NEW YORK (CNNMoney) -- An email landed in my inbox the other day from a startup called Timehop. In that email, there were pieces of my online life posted a year ago that day.
"Feeling inspired," I had tweeted January 6 , 2010. And then there was a picture I had posted of my best friend sitting at our favorite local restaurant in the East Village, the one that months later closed its doors after 20 years.
The next day, I received an email documenting a tweet I'd sent to another good friend leaving CNN. "We're losing a good one," I tweeted him in farewell. Later that day, I posted a picture of my favorite building lit by afternoon sunlight in what has now become my old neighborhood.
Nostalgic? Just a bit.
That's why Timehop is betting our social media history will become more important in a world where much of our lives are documented online.
Sign up and connect your Twitter, Foursquare, Facebook, and Instagram account and every morning a piece of your social media history will land in your inbox showing what you tweeted a year ago on that date, the pictures you posted, and the places you were.
"We're producing enough content in digital form that we have a digital past," Timehop co-founder Jonathan Wegener said. "You're following your own life story, which is pretty interesting." Wegener added that Timehop has tens of thousands of subscribers.
The interest in eventually looking back online is part of the reason Facebook overhauled its interface to create Timeline, a new version of the site that would also serve as a digital scrapbook and essentially, a story of our lives.
Until Facebook launched Timeline, it was tough to view your past actions on the service.
"We knew people wanted to dig back in," Meredith Chin, manager of product communications at Facebook said. "We wanted people to be able to see a return on investment they put in over the years and also look back and reflect things that were important to them."
Companies like Foursquare and Twitter don't allow users an easy way of looking back at old tweets and check-ins, and Timehop hopes to position itself as the place to do that.
"Everyone's focused on real time and there's an incredibly powerful product to be built on the past," Wegener said. "That's the product we're building."
Code Year draws 200,000 aspiring programmersTimehop was a spin off of 4SquareAnd7YearsAgo, which was originally built out of a Foursquare hackathon in February of last year. That service simply sent you reminders of your Foursquare check-ins in the past.
Wegener was a part of the latest Techstars class, an influential incubator program in New York that matches entrepreneurs with mentors. He was working on another startup called FriendsList, which was meant to take on Craigslist.
Wegener said Timehop was always a side startup but people just latched on to it. So he stopped working on FriendsList and is now working on Timehop full time with two other coworkers. He wouldn't comment on VC funding.
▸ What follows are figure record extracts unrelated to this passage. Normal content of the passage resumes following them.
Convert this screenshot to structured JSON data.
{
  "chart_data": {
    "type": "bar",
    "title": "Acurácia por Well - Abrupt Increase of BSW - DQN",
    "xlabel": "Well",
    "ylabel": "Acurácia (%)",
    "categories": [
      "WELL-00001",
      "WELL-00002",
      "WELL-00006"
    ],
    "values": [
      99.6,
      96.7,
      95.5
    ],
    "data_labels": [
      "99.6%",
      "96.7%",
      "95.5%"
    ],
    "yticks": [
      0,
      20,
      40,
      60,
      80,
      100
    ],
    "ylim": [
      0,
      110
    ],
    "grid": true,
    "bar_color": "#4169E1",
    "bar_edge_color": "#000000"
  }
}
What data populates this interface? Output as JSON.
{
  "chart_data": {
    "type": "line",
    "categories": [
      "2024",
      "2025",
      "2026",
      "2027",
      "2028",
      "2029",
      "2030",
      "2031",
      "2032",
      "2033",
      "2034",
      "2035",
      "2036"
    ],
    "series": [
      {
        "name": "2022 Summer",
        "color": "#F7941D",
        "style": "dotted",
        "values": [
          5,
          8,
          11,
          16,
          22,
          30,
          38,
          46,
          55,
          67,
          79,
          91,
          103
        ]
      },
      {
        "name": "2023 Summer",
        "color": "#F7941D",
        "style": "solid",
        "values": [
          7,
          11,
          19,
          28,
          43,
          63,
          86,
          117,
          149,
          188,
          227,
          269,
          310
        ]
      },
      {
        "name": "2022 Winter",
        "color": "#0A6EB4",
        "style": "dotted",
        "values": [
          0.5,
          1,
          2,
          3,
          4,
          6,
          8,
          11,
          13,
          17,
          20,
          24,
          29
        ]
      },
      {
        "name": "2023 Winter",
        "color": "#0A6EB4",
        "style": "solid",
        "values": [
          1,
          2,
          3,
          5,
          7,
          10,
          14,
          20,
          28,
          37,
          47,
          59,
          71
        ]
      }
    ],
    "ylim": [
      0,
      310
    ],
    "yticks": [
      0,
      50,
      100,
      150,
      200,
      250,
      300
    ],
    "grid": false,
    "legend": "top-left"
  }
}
The service uses the public APIs from social networks like Twitter and Foursquare to collect that data and send it to users in a daily email.
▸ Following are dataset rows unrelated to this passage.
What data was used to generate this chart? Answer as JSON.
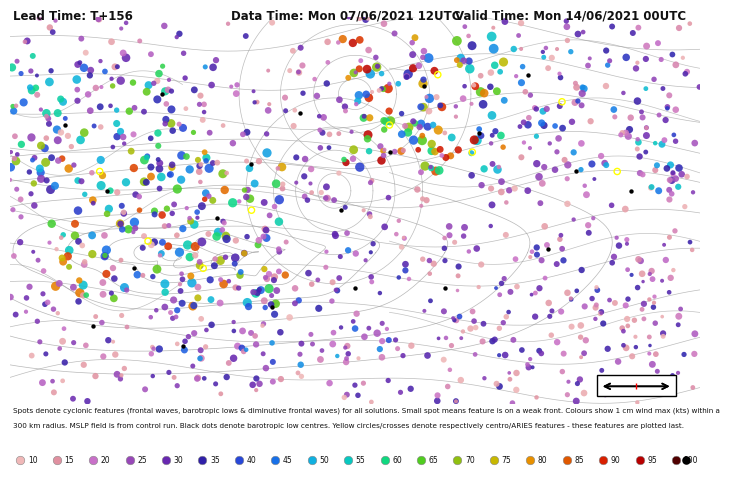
{
  "title_left": "Lead Time: T+156",
  "title_center": "Data Time: Mon 07/06/2021 12UTC",
  "title_right": "Valid Time: Mon 14/06/2021 00UTC",
  "title_fontsize": 8.5,
  "footer_text1": "Spots denote cyclonic features (frontal waves, barotropic lows & diminutive frontal waves) for all solutions. Small spot means feature is on a weak front. Colours show 1 cm wind max (kts) within a",
  "footer_text2": "300 km radius. MSLP field is from control run. Black dots denote barotropic low centres. Yellow circles/crosses denote respectively centro/ARIES features - these features are plotted last.",
  "colorbar_values": [
    10,
    15,
    20,
    25,
    30,
    35,
    40,
    45,
    50,
    55,
    60,
    65,
    70,
    75,
    80,
    85,
    90,
    95,
    100
  ],
  "colorbar_colors": [
    "#f0b8b8",
    "#e090a0",
    "#c870c8",
    "#9848b8",
    "#6828b0",
    "#3020a8",
    "#2848d8",
    "#1870e8",
    "#10b0e0",
    "#08c8c0",
    "#10d880",
    "#50cc20",
    "#90c010",
    "#c8b800",
    "#e89000",
    "#e05800",
    "#d82000",
    "#b80000",
    "#500000"
  ],
  "background_color": "#ffffff",
  "contour_color": "#999999",
  "fig_width": 6.9,
  "fig_height": 4.75
}
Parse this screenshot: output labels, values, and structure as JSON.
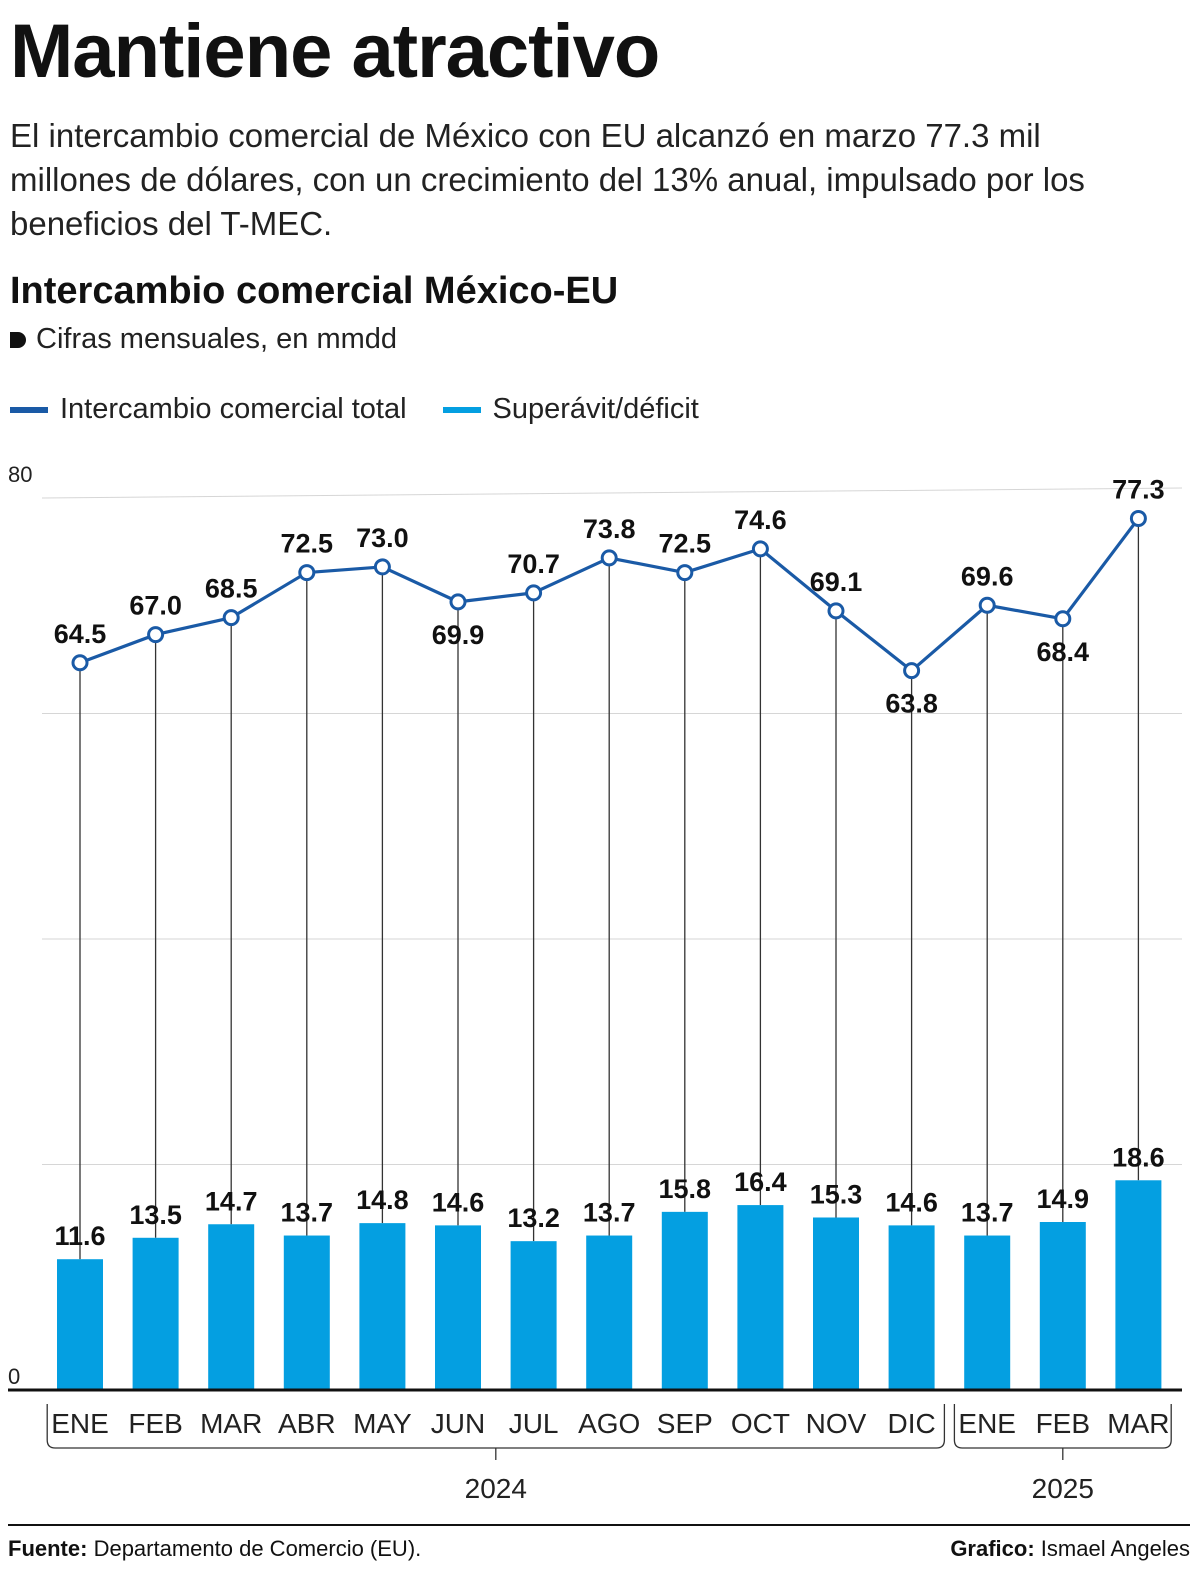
{
  "headline": "Mantiene atractivo",
  "intro": "El intercambio comercial de México con EU alcanzó en marzo 77.3 mil millones de dólares, con un crecimiento del 13% anual, impulsado por los beneficios del T-MEC.",
  "footer": {
    "source_label": "Fuente:",
    "source": "Departamento de Comercio (EU).",
    "credit_label": "Grafico:",
    "credit": "Ismael Angeles"
  },
  "chart_data": {
    "type": "bar",
    "title": "Intercambio comercial México-EU",
    "subtitle": "Cifras mensuales, en mmdd",
    "categories": [
      "ENE",
      "FEB",
      "MAR",
      "ABR",
      "MAY",
      "JUN",
      "JUL",
      "AGO",
      "SEP",
      "OCT",
      "NOV",
      "DIC",
      "ENE",
      "FEB",
      "MAR"
    ],
    "groups": [
      {
        "label": "2024",
        "count": 12
      },
      {
        "label": "2025",
        "count": 3
      }
    ],
    "series": [
      {
        "name": "Intercambio comercial total",
        "type": "line",
        "color": "#1a5aa6",
        "values": [
          64.5,
          67.0,
          68.5,
          72.5,
          73.0,
          69.9,
          70.7,
          73.8,
          72.5,
          74.6,
          69.1,
          63.8,
          69.6,
          68.4,
          77.3
        ],
        "label_position": [
          "above",
          "above",
          "above",
          "above",
          "above",
          "below",
          "above",
          "above",
          "above",
          "above",
          "above",
          "below",
          "above",
          "below",
          "above"
        ]
      },
      {
        "name": "Superávit/déficit",
        "type": "bar",
        "color": "#049fe1",
        "values": [
          11.6,
          13.5,
          14.7,
          13.7,
          14.8,
          14.6,
          13.2,
          13.7,
          15.8,
          16.4,
          15.3,
          14.6,
          13.7,
          14.9,
          18.6
        ],
        "label_position": "above"
      }
    ],
    "ylim": [
      0,
      80
    ],
    "y_ticks": [
      0,
      20,
      40,
      60,
      80
    ],
    "y_tick_labels_shown": [
      "0",
      "80"
    ],
    "grid": true,
    "legend": "top-left"
  }
}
"What's the point?" you might ask. I thought the same, but in a world where our musings are tweeted and our favorite moments shared on our smartphones, it doesn't hurt to have a little reminder of where we were a year ago.
Wegener says the gentle digital reminders from the past in a daily email are "emotionally powerful," citing users who are reliving their child's birth and viewing pictures they posted a year earlier.
But what happens when we don't want to be reminded of the past? What if the daily reminder mentions an ex-boyfriend or someone who has since died?
Wegener admitted that's been a problem for Timehop. "We've had a surprising number of people unsubscribing due to people not wanting to relive a tough patch of history," he said.
The crew is currently working on a filter that would allow users more control over their reminders and a snooze feature that would turn off the service temporarily.
Wegener, who has spent nearly a year on the project, says the tweets we send, the pictures we post, and the other bits of media we've started creating on a daily basis will ultimately gain value.
"The content you create gains value with time. So whether it's a photograph or tweet, it becomes more emotional with time -- it ages like wine," he said.
Of course, the philosophy must be backed by a business plan and it's not clear whether Timehop will be able to pull that off. Timehop eventually hopes to make money from advertising. Wegener said there is also potential for virtual gifts connected with a service that celebrates the past.